Well, I hope that helped to clarify some of the considerations that go into making (and delaying) a Fedora release!
As of this month, I am Red Hat’s Fedora QA team lead, which means I’m responsible for directing the efforts of the Red Hat staff who form a part of the Fedora QA team. Combined with my existing community manager role, this means I’m probably in the position of being the ‘point person’ for Fedora QA, responsible for ensuring we do our job of validating releases and pre-releases comprehensively and promptly. I’m still learning in the role and definitely feel that I’m not quite living up to the high standard set by James Laska yet, but I’m hoping to learn the lessons from each pre-release as we go and try to do a better job of ensuring the team gets the necessary testing done efficiently.

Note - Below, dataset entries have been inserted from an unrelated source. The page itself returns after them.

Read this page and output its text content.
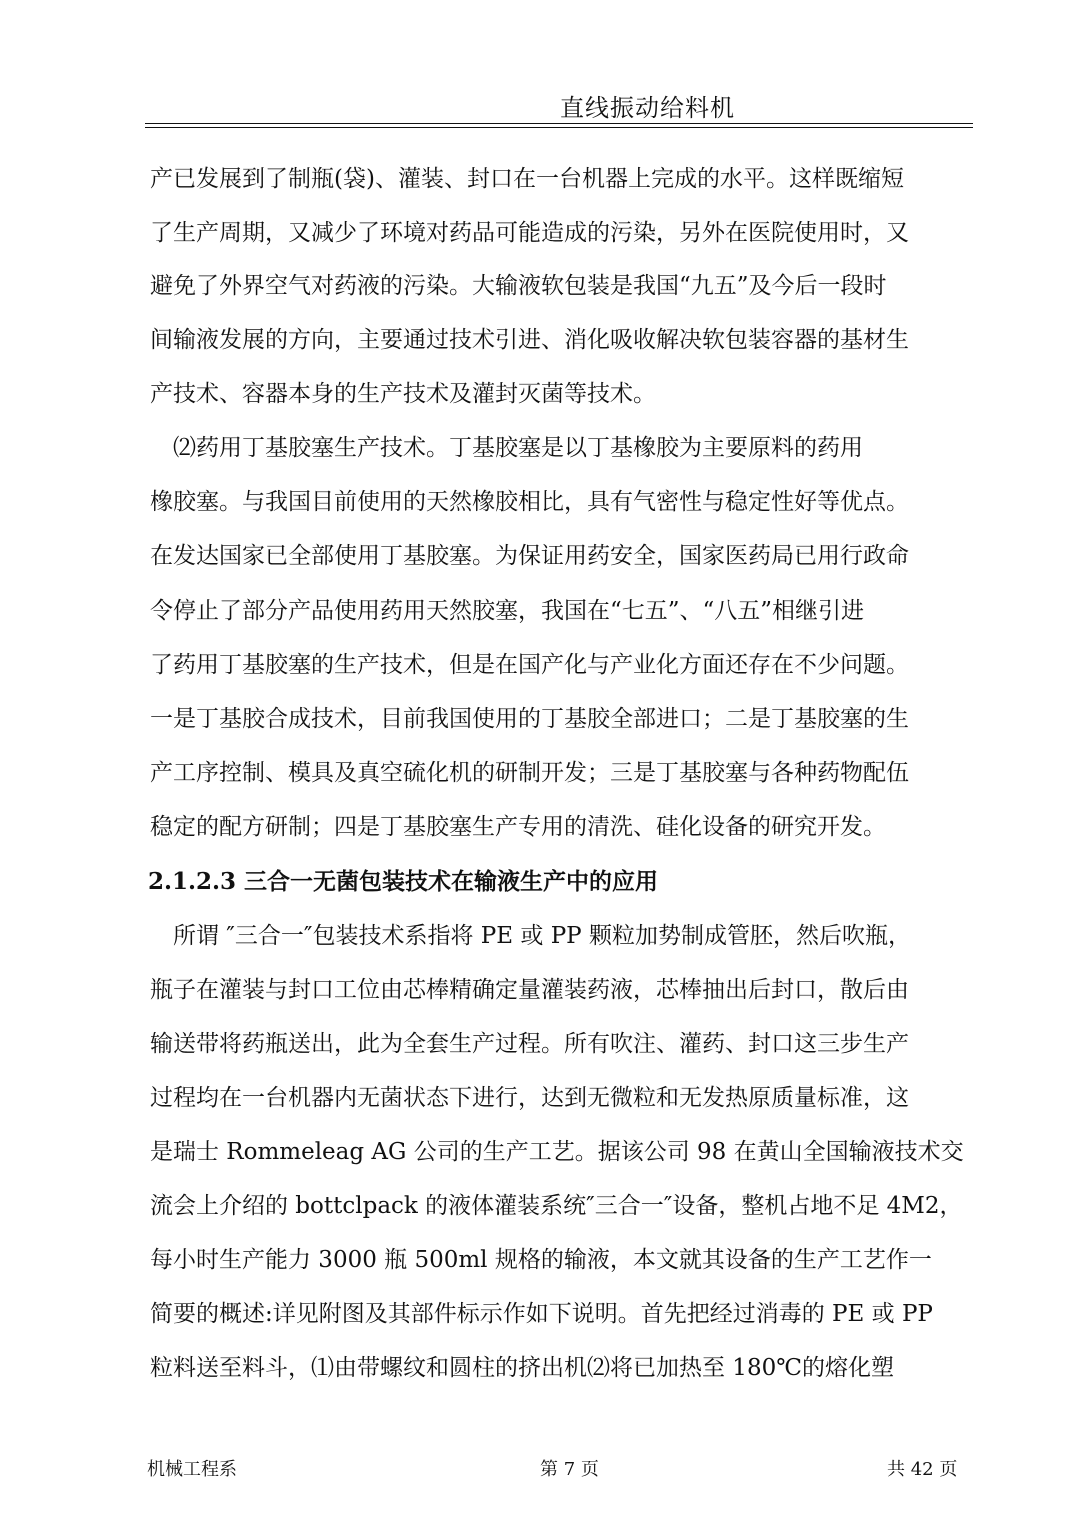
直线振动给料机
产已发展到了制瓶(袋)、灌装、封口在一台机器上完成的水平。这样既缩短
了生产周期，又减少了环境对药品可能造成的污染，另外在医院使用时，又
避免了外界空气对药液的污染。大输液软包装是我国“九五”及今后一段时
间输液发展的方向，主要通过技术引进、消化吸收解决软包装容器的基材生
产技术、容器本身的生产技术及灌封灭菌等技术。
　⑵药用丁基胶塞生产技术。丁基胶塞是以丁基橡胶为主要原料的药用
橡胶塞。与我国目前使用的天然橡胶相比，具有气密性与稳定性好等优点。
在发达国家已全部使用丁基胶塞。为保证用药安全，国家医药局已用行政命
令停止了部分产品使用药用天然胶塞，我国在“七五”、“八五”相继引进
了药用丁基胶塞的生产技术，但是在国产化与产业化方面还存在不少问题。
一是丁基胶合成技术，目前我国使用的丁基胶全部进口；二是丁基胶塞的生
产工序控制、模具及真空硫化机的研制开发；三是丁基胶塞与各种药物配伍
稳定的配方研制；四是丁基胶塞生产专用的清洗、硅化设备的研究开发。
2.1.2.3 三合一无菌包装技术在输液生产中的应用
　所谓 ″三合一″包装技术系指将 PE 或 PP 颗粒加势制成管胚，然后吹瓶，
瓶子在灌装与封口工位由芯棒精确定量灌装药液，芯棒抽出后封口，散后由
输送带将药瓶送出，此为全套生产过程。所有吹注、灌药、封口这三步生产
过程均在一台机器内无菌状态下进行，达到无微粒和无发热原质量标准，这
是瑞士 Rommeleag AG 公司的生产工艺。据该公司 98 在黄山全国输液技术交
流会上介绍的 bottclpack 的液体灌装系统″三合一″设备，整机占地不足 4M2，
每小时生产能力 3000 瓶 500ml 规格的输液，本文就其设备的生产工艺作一
简要的概述:详见附图及其部件标示作如下说明。首先把经过消毒的 PE 或 PP
粒料送至料斗，⑴由带螺纹和圆柱的挤出机⑵将已加热至 180℃的熔化塑
机械工程系	第 7 页	共 42 页
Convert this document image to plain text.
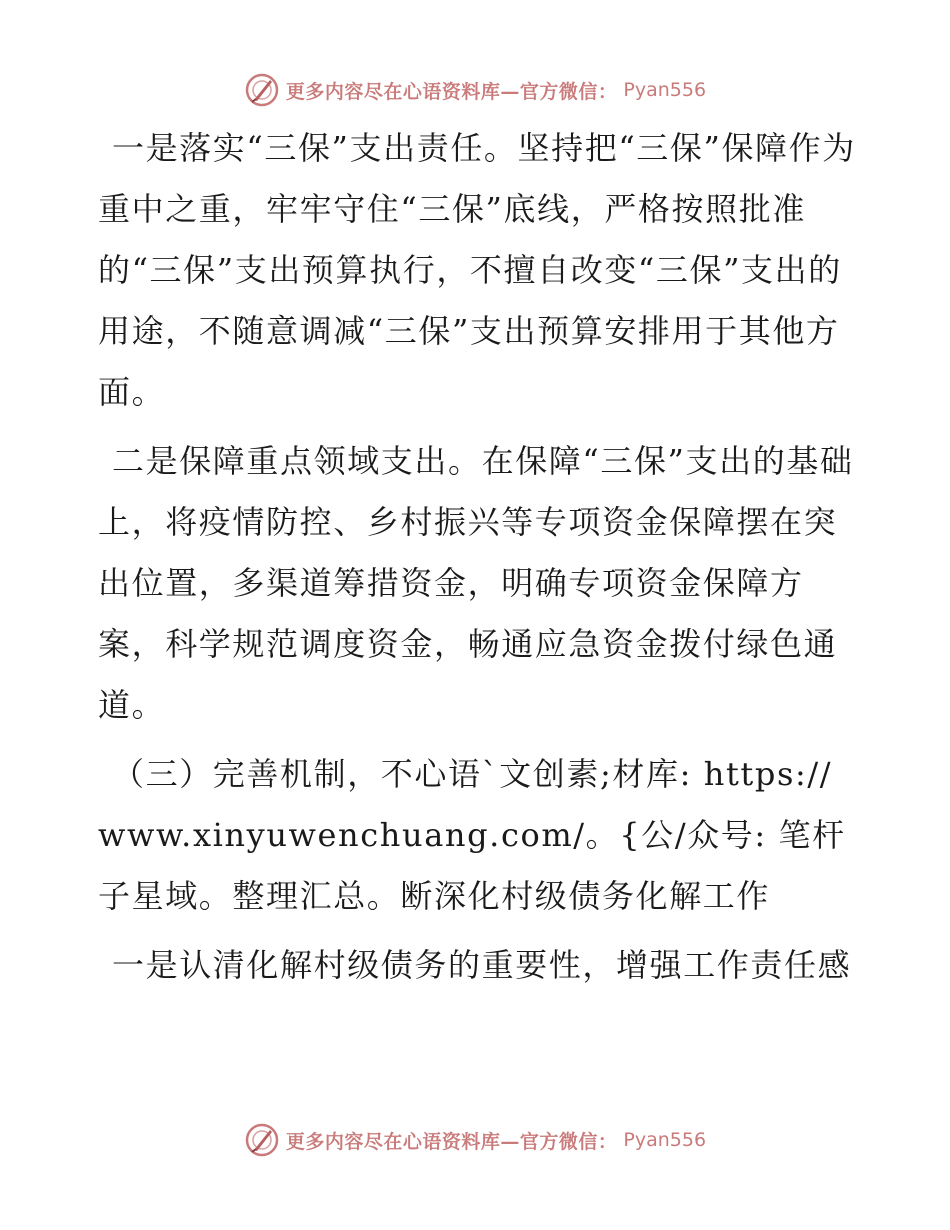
更多内容尽在心语资料库—官方微信： Pyan556

一是落实“三保”支出责任。坚持把“三保”保障作为重中之重，牢牢守住“三保”底线，严格按照批准的“三保”支出预算执行，不擅自改变“三保”支出的用途，不随意调减“三保”支出预算安排用于其他方面。

二是保障重点领域支出。在保障“三保”支出的基础上，将疫情防控、乡村振兴等专项资金保障摆在突出位置，多渠道筹措资金，明确专项资金保障方案，科学规范调度资金，畅通应急资金拨付绿色通道。

（三）完善机制，不心语`文创素;材库: https://www.xinyuwenchuang.com/。{公/众号: 笔杆子星域。整理汇总。断深化村级债务化解工作

一是认清化解村级债务的重要性，增强工作责任感

更多内容尽在心语资料库—官方微信： Pyan556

Any errors or sub-par performance by the QA team in this release should be considered to rest on my shoulders, not those of the other RH staff and community members who make up the team, all of whom did sterling work. In particular I’d be remiss not to thank (if I may presume to do so) Tim Flink, Andre Robatino, Athmane Madjouj, Jóhann Guðmundsson, Mads Killerich, Thomas Gilliard, Dennis Gilmore, and the anaconda and selinux teams for going far above and beyond the call of duty in trying to get the release out on time. I know we all gave it our best shot.
We’re pretty confident that we’ll be able to get the Beta out with just the one week’s delay, so look out for it on 2011-10-04. It should be an exciting release, and thanks to this strict release validation process, it may be a bit late, but it should be a pretty solid Beta.